0. The preface makes it easy to debug the network (crawl HTTP packets) in Firefox and Google Chrome, but it is less convenient to crawl HTTP packets in the 360 series browser (compatibility mode or IE Standard mode). Although Httpanalyzer can also be used, but after all, it is a fee software. Wireshark can also crawl HTTP requests and responses with just the right filtering and operation.     Here's how it's done. Suppose you run an HTTP server on port 8080, in this case using Python flask to run an HTTP service and listen on port 8080 for a simple addition operation, two data is submitted via Ajax on the Web page, such as a=2&b= 3,flask returns a JSON packet after processing, formatted as {"Result": 5}.
1. Set filter Condition "1" http and ip.addr = = 192.168.1.106 and Tcp.port = = 8080 "A" http: Specify network protocol "b" ip.addr = = 192.168.1.106: Specify the server IP address, Please replace it according to the actual situation. "c" tcp.port = = 8080, specify the port number, please replace according to the actual situation.

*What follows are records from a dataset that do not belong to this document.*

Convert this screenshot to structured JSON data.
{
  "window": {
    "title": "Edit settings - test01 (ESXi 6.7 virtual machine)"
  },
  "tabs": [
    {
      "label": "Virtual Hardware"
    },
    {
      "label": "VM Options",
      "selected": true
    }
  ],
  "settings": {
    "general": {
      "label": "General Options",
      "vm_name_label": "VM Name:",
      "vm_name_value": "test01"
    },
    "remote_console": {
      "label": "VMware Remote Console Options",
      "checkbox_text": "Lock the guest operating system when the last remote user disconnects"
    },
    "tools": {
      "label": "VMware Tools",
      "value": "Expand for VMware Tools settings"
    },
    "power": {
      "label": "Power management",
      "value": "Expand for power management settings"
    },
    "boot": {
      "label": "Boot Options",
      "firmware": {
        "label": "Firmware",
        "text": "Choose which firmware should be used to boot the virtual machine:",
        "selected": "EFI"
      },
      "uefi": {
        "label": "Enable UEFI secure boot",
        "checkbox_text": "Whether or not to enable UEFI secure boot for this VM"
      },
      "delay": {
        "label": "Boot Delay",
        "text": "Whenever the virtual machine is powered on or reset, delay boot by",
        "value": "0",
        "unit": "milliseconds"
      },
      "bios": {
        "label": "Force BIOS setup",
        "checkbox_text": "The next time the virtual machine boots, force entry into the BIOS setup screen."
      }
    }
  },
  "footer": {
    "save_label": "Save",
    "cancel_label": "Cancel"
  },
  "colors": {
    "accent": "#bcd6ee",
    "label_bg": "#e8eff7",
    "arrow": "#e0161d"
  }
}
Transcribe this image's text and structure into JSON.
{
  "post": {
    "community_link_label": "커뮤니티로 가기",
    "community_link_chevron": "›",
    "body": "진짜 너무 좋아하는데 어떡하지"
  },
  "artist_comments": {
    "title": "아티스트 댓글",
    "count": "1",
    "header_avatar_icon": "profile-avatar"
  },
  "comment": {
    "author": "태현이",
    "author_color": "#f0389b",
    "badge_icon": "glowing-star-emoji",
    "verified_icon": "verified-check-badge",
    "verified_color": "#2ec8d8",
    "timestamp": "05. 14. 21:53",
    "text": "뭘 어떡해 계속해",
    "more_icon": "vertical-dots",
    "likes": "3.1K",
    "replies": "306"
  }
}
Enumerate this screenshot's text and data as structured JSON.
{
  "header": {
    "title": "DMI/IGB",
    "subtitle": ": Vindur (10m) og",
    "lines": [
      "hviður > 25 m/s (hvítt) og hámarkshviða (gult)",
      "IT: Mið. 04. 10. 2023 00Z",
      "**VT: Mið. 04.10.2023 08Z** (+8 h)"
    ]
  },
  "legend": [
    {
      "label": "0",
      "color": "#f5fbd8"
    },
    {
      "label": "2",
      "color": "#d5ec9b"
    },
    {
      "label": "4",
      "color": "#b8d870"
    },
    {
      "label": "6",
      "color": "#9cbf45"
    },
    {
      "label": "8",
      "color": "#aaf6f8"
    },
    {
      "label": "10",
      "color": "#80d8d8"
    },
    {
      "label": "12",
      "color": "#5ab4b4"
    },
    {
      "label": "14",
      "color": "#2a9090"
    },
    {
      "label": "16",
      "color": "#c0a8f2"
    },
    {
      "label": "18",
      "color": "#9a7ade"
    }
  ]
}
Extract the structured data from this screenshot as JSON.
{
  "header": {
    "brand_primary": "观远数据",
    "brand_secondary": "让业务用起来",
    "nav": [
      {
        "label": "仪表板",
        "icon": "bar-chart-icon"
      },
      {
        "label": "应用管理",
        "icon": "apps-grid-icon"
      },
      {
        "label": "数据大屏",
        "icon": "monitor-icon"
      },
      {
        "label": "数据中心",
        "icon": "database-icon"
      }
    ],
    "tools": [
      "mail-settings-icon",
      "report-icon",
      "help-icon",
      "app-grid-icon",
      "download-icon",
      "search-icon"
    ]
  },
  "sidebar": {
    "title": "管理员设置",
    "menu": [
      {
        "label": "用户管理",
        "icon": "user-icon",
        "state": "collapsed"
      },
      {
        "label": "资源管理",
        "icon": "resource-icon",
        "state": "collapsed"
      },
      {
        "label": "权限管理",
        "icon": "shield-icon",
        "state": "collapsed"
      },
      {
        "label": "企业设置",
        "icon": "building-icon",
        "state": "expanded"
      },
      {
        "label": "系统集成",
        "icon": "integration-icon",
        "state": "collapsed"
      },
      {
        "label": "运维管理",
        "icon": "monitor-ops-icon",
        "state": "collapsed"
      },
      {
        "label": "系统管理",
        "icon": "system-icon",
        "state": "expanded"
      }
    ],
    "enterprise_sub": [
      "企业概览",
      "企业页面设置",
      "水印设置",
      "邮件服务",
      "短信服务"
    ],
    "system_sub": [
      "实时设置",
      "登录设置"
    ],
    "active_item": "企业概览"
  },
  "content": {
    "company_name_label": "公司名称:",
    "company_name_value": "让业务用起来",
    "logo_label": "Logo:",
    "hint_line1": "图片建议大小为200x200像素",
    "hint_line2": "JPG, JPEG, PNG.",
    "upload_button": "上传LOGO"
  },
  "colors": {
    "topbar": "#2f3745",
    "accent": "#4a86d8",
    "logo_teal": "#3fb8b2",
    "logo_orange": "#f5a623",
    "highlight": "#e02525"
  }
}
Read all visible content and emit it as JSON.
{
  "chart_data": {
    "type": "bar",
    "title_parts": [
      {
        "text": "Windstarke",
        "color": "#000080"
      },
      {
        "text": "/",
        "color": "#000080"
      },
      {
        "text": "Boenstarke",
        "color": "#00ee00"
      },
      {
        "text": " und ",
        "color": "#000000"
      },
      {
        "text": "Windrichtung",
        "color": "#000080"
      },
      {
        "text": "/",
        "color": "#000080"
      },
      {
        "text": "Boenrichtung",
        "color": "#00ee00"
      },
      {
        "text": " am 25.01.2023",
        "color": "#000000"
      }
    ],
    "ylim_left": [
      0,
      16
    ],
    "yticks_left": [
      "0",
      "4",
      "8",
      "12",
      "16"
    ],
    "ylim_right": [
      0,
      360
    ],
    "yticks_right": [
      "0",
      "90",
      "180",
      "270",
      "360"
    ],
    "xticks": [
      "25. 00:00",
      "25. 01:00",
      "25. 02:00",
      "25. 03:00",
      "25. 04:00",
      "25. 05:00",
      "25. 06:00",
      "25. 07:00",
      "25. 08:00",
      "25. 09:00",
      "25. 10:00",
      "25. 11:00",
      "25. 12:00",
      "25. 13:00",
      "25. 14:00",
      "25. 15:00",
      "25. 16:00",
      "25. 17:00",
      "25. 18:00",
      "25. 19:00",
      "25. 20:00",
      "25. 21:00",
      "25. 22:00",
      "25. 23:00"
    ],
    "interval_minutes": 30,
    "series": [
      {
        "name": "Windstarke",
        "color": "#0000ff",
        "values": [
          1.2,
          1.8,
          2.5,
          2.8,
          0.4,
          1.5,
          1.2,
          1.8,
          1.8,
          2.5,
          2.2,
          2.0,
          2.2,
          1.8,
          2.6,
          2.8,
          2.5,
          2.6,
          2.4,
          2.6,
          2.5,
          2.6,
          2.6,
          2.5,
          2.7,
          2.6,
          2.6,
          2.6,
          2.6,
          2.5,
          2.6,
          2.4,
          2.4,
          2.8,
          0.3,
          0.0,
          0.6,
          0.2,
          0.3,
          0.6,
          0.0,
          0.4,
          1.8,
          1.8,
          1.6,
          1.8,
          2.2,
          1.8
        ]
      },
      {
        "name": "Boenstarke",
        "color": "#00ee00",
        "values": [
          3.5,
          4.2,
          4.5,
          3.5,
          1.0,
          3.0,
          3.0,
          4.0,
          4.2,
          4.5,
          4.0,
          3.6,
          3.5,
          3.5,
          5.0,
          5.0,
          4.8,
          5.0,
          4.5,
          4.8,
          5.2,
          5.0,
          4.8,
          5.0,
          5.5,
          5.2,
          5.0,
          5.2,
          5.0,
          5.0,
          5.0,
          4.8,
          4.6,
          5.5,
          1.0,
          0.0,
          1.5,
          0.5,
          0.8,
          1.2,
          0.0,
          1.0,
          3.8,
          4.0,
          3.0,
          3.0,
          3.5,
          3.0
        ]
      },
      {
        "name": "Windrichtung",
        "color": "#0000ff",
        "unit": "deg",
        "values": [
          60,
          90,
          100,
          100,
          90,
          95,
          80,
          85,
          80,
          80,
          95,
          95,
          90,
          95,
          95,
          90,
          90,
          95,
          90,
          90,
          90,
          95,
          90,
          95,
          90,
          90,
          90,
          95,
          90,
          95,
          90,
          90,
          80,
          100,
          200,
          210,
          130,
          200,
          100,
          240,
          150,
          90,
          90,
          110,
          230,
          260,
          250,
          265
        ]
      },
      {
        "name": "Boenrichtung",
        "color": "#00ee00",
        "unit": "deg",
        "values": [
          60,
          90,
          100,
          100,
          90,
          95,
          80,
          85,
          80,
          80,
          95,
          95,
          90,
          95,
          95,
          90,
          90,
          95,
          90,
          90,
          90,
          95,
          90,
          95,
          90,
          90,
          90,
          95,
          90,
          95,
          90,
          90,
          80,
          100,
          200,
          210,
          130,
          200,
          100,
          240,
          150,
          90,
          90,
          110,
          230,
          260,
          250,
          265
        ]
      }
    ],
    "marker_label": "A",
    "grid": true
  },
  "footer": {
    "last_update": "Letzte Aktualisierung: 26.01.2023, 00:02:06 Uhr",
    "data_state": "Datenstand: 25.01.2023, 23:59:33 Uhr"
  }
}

Figure 1 Filter Condition "2" click Apply click Apply to filter to get two packets, respectively, HTTP request and HTTP response.
Figure 2 HTTP requests and responses
2. View TCP traffic--follow TCP Stream "1" right-click on any packet, select follow TCP stream This step can filter out TCP packets related to the HTTP packet, including TCP 3 handshake, TCP Shard and assembly.
Figure 3 Select Follow TCP Stream "2" eventually get HTTP request and response "a" red background font for HTTP request, blue background font for HTTP response "B" from User-agent can be seen, 360 browser compatibility mode uses the IE8 kernel (the computer operating system is Xp,ie browser version 8), which indicates that 360 browsers use the IE kernel in the system.
Figure 4 HTTP request and response specific content

3. Summing up the use of Wireshark to crawl HTTP packets relative to Firefox or Google Chrome is more complicated, but it can also achieve the final result. These operations are divided into two steps, the first step is to set a reasonable filter, and the second step is to select Follow TCP Stream in any packet.